Following is a guest post from Sam Vasisht, president of 21TechMedia which specializes in advisory services, business and marketing consulting for digital media companies. Sam was previously VP of Marketing at On2 Technologies, now part of Google's WebM initiative. He blogs at www.techmediatalk.com and can be followed on Twitter @21TechMedia. Scarcity Breeds Aggregation Opportunities by Sam Vasisht Based on news from the world of online video over the past few weeks, the dust is starting to settle on a number of topics that had been contentious, if not controversial for some time. Among them is the affirmation of online services as a bona fide monetization model for major media. This was stated by Viacom on its earnings call two weeks ago. Similar signals from other corners of the industry range across Netflix's price increases in its continuing quest for premium content licensing; Amazon stepping up its game in video streaming with a licensing deal with NBC and a few weeks earlier with CBS; and Hulu attaching attractive 5 year content licenses with its rumored sale offer while signing up additional content deals as well.

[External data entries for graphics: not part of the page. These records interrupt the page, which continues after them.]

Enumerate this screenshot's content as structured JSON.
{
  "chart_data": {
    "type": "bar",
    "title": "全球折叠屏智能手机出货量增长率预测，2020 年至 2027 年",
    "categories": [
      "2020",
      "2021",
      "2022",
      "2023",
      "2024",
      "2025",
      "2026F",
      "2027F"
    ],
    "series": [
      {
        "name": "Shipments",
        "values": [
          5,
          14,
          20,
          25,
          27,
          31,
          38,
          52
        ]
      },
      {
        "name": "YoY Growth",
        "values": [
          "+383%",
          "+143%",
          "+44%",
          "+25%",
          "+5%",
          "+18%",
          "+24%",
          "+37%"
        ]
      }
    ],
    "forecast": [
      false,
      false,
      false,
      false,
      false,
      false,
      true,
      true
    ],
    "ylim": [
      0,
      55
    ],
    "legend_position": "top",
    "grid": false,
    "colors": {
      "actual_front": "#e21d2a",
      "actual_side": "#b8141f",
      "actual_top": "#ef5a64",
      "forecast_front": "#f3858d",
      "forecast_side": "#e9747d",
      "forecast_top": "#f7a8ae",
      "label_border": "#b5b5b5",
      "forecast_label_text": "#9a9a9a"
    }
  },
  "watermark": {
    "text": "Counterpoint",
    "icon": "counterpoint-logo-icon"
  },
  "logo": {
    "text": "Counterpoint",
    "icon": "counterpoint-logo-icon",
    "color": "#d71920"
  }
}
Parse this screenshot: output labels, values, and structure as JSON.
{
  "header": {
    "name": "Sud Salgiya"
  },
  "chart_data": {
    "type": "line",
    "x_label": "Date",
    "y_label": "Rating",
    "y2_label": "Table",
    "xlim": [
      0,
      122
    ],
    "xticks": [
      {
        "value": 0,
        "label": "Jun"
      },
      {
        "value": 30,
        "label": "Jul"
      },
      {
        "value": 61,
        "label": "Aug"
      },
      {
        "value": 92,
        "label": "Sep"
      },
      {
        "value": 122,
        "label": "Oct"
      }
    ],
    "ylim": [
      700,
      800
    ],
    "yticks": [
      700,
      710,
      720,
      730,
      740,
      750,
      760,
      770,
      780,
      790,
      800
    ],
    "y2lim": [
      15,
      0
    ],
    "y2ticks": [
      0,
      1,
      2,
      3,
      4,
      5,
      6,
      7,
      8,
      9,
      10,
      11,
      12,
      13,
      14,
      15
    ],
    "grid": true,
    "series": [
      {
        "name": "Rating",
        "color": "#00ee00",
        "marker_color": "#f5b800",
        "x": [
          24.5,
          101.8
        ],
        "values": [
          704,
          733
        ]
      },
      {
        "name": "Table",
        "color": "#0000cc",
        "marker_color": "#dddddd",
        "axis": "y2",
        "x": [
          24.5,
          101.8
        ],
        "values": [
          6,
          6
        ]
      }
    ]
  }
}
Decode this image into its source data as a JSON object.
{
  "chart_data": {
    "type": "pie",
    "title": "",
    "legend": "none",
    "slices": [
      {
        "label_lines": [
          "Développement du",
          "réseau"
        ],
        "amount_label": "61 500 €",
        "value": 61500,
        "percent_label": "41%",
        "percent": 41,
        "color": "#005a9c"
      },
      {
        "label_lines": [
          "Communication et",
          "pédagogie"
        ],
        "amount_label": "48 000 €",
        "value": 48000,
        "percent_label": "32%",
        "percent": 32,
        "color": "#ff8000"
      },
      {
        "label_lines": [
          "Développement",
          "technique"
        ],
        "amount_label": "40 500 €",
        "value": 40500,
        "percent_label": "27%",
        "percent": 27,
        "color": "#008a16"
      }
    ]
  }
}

The race for content aggregation is on. Content is just one form of aggregation that is the hallmark of the industry. The flip side of content aggregation is audience aggregation. The idea of long tail and ‘market segmentation of one’ is great in theory, but businesses are built on aggregation.
I have long maintained that aggregation is a fact of life and will dictate much of how the industry evolves. Even TV Everywhere is in fact a virtual aggregation model of different services such as HBO GO, linear channels such as CNN, and now Fox’s pay-wall for broadcast programming. Google TV’s Achilles heel, in addition to all its other flaws, was its inability to aggregate meaningful content for video audiences. Among the breaking news over the past few weeks was also the continuing saga of Google TV’s dismal performance with the release of data that returns exceeded shipments. More on Google TV later.
Where the rubber meets the road is when aggregation models intersect with business models and technical underpinnings. That’s when the economics of scarcity take over and the interesting business dynamics emerge. (All economics are economics of scarcity, so that is a redundant term btw, but I thought I would use it for emphasis).
In traditional Pay-TV, the scarcity was in spectrum, whether for cable, broadcast or satellite. This made it a medium for premium, high value content broadcasts that could reach millions of users simultaneously. Today emerging scarcity is bandwidth, user interface real estate, time - and assuredly more scarce resources will emerge over time that will shape the industry and our businesses.
At the same time, such scarcity creates opportunities.
While premium content services and mega million content deals have been getting the spotlight, there are a lot of things going on in our industry that address the impending scarcity that could become bottlenecks in the growth of our industry. A few examples illustrate the point:
Recently, mobile bandwidth caps have become a reality. New bandwidth optimization and traffic management technologies are abounding in the shadows of the big news of multi-million dollar content deals. The Net Neutrality debate is another face of bandwidth scarcity.
Best Buy’s Insignia Connected TVs are using TiVo’s UI – another piece of recent news. That’s a first for TiVo, and may well be a good business for them. Rovi has filed law suits against Hulu, and earlier sued Amazon for its search and program guide IP. Whoever can figure out the UI challenges to all this content getting aggregated, presented, discovered and displayed will have much to gain.
Lastly, consumers’ lack of time and attention is creating the opportunity to aggregate different types of services in new and interesting ways that can be classified as social TV, second-screen or multi-screen experiences or whatever else, but it is creating new aggregation challenges to be solved. And there is no dearth of takers in addressing these challenges.
So let’s not forget, we are all in the business of aggregation. The big question is what is it that we’re aggregating? Getting back to Google TV, it tried to aggregate too much of the wrong thing –everything off the Internet onto a TV screen. We know how that turned out. Netflix, Amazon, Apple, Hulu – they’re all aggregating content for which there is known demand. How they and others aggregate experiences, aggregate solutions to technology challenges, and aggregate user demand through creative and innovative usability solutions that save people time and effort, will decide the winners and losers.
What are you aggregating that this industry needs?